Üniversitemiz Türkçe Öğretim Merkezi (TÖMER) bir dil kursu olduğu için talepte bulunan herkes bu kursa kayıt yaptırabilir. Dolayısıyla TÖMER müdürünün kayıtları kabul etme veya etmeme gibi bir durumu söz konusu değildir. Türkçe öğrenmek isteyen herkesin başvurusuna açık olan TÖMER’e yabancı uyruklu öğrenciler de başvuru yaparak kayıt yapabilmektedirler.

İDDİALARIN HEDEFİNDEKİ KİŞİ İSTİFA ETTİ

Şu an halihazırda rektör yardımcılığı görevinde bulunan ve iddiaların hedefindeki Ş.A., geçtiğimiz Cuma günü TÖMER müdürlüğü görevinden istifa etti. Bu istifanın nedeni nedir?

Üniversitemizde TÖMER müdürü olarak görev yapmakta iken çeşitli idari ve adli problemlerden dolayı A.U., 02.06.2022 tarihinde görevden alınarak hakkında idari ve adli soruşturmalar başlatılmıştır. İlgili şahsın yerine TÖMER’den sorumlu rektör yardımcılığı görevinde bulunan Ş. A., geçiş döneminde TÖMER müdürü olarak görev yapmıştır. 28.11 2022 tarihinde ise TÖMER müdür yardımcılığı görevinde bulunan M. B., TÖMER müdürü olarak atanmıştır. Bu atamalar üniversite yönetiminin takdiri ile gerçekleşmiştir.

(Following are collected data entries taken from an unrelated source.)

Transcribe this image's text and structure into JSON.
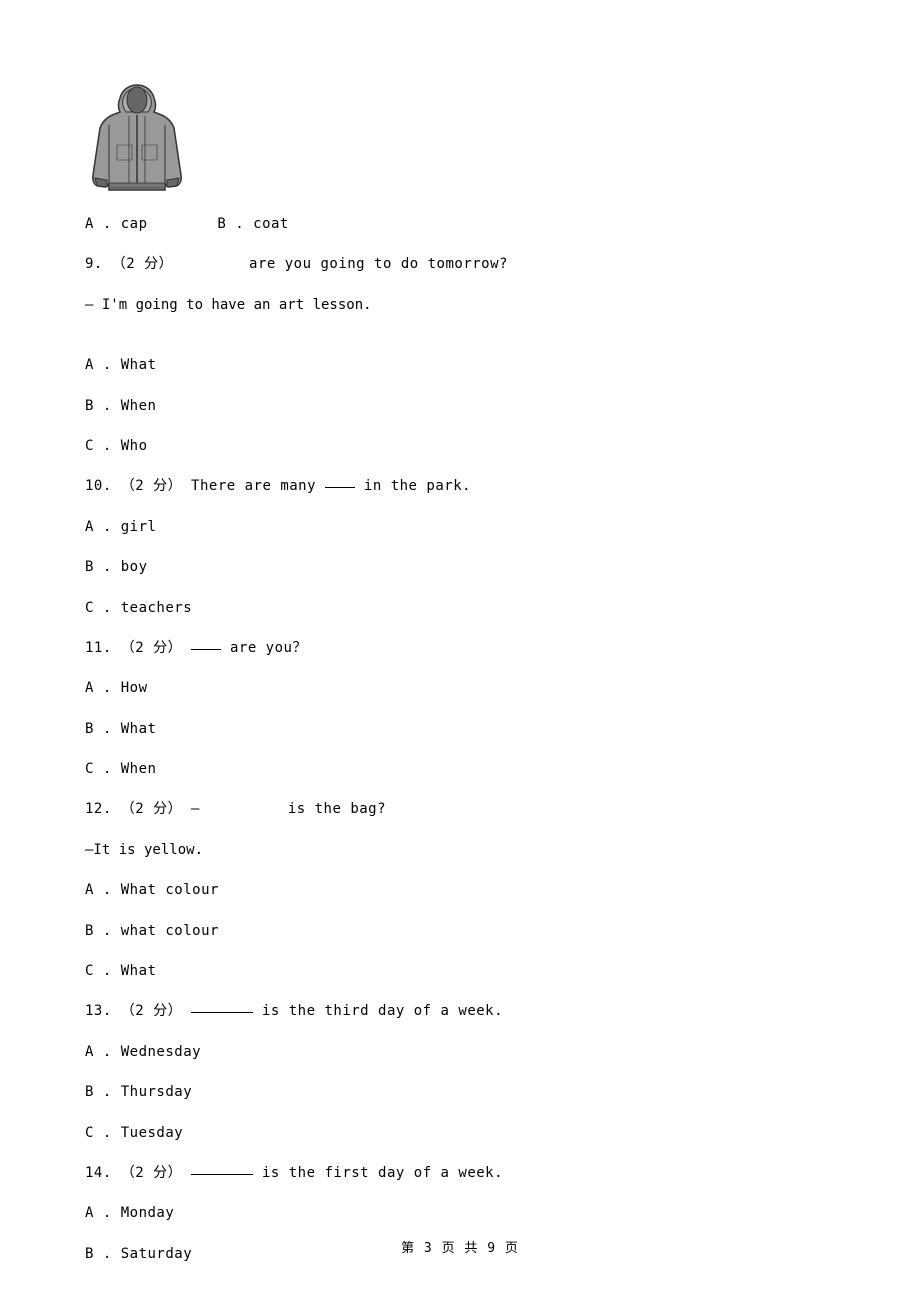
{
  "inline_options_8": {
    "a_label": "A",
    "a_text": "cap",
    "b_label": "B",
    "b_text": "coat"
  },
  "q9": {
    "prefix": "9.",
    "points": "（2 分）",
    "text_after": "are you going to do tomorrow?",
    "dialog": "— I'm going to have an art lesson.",
    "a": "A . What",
    "b": "B . When",
    "c": "C . Who"
  },
  "q10": {
    "prefix": "10.",
    "points": "（2 分）",
    "text_before": " There are many ",
    "text_after": " in the park.",
    "a": "A . girl",
    "b": "B . boy",
    "c": "C . teachers"
  },
  "q11": {
    "prefix": "11.",
    "points": "（2 分）",
    "text_after": "are you？",
    "a": "A . How",
    "b": "B . What",
    "c": "C . When"
  },
  "q12": {
    "prefix": "12.",
    "points": "（2 分）",
    "dash": " — ",
    "text_after": "is the bag?",
    "dialog": "—It is yellow.",
    "a": "A . What colour",
    "b": "B . what colour",
    "c": "C . What"
  },
  "q13": {
    "prefix": "13.",
    "points": "（2 分）",
    "text_after": " is the third day of a week.",
    "a": "A . Wednesday",
    "b": "B . Thursday",
    "c": "C . Tuesday"
  },
  "q14": {
    "prefix": "14.",
    "points": "（2 分）",
    "text_after": " is the first day of a week.",
    "a": "A . Monday",
    "b": "B . Saturday"
  },
  "footer": "第 3 页 共 9 页"
}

'GEÇMİŞTE YÜRÜTÜLEN İŞLEMLERLE İLGİLİ SORUŞTURMALAR DEVAM ETMEKTE'

Üniversitenizde görevli bir kişi yine savcılıkta verdiği ifadede, şimdiki rektör yardımcınız Ş.A.’nın para karşılığı bu öğrencilerin ikamet işlerini hallettiğini, Türkçe ve Yabancı Dil Uygulama ve Araştırma Merkezi (TÖMER) ve kendisinin de bu iş için kullandırıldığını söylüyor. Bu kadar ciddi olan bir iddiayı hiç incelediniz mi?

Üniversitemizde görevli hiçbir kimsenin öğrencilere para karşılığı ikamet verme gibi bir yetkisi bulunmadığı gibi böyle bir durumun olması da mümkün değildir. Çünkü üniversitemiz uluslararası öğrencilerin kayıtlarını gerçekleştirmekte ancak ikamet işlemleri İl Göç İdaresi tarafından yapılmakta. Üniversitemize yeni gelen uluslararası öğrencilerin kabulleri Uluslararası Öğrenci Merkezi’nde yapılmakta olup TÖMER’de yapılmamakta. Dolayısıyla öğrencilerin TÖMER’e kayıtlarının para karşılığında yapılması gibi bir durum mümkün değildir. Ayrıca üniversitemizde görevli bir kişinin savcılığa bu konu hakkında ifade verdiği ve kendisinin de bu iş için kullandırıldığı iddiasına yönelik üniversitemize şu ana kadar ulaşan herhangi bir resmi bilgi ve belge bulunmamakta. Ayrıca TÖMER’de geçmişte yürütülen işlemlerle ilgili hem üniversite hem de savcılık nezdinde soruşturmalar devam etmekte.

Yapmış olduğunuz bir açıklamada, “Başka bir üniversitenin öğrencisi olan kişiyi birileri buraya sokmak istiyor, sonuç alamıyor” dediniz. “Birilerinden” kastınız kim? Yabancı uyruklu bir öğrencinin üniversiteye girmesi için hangi prosedürler uygulanıyor?

*Uysal’a gönderdiğimiz bazı sorular yanıtsız bırakıldı.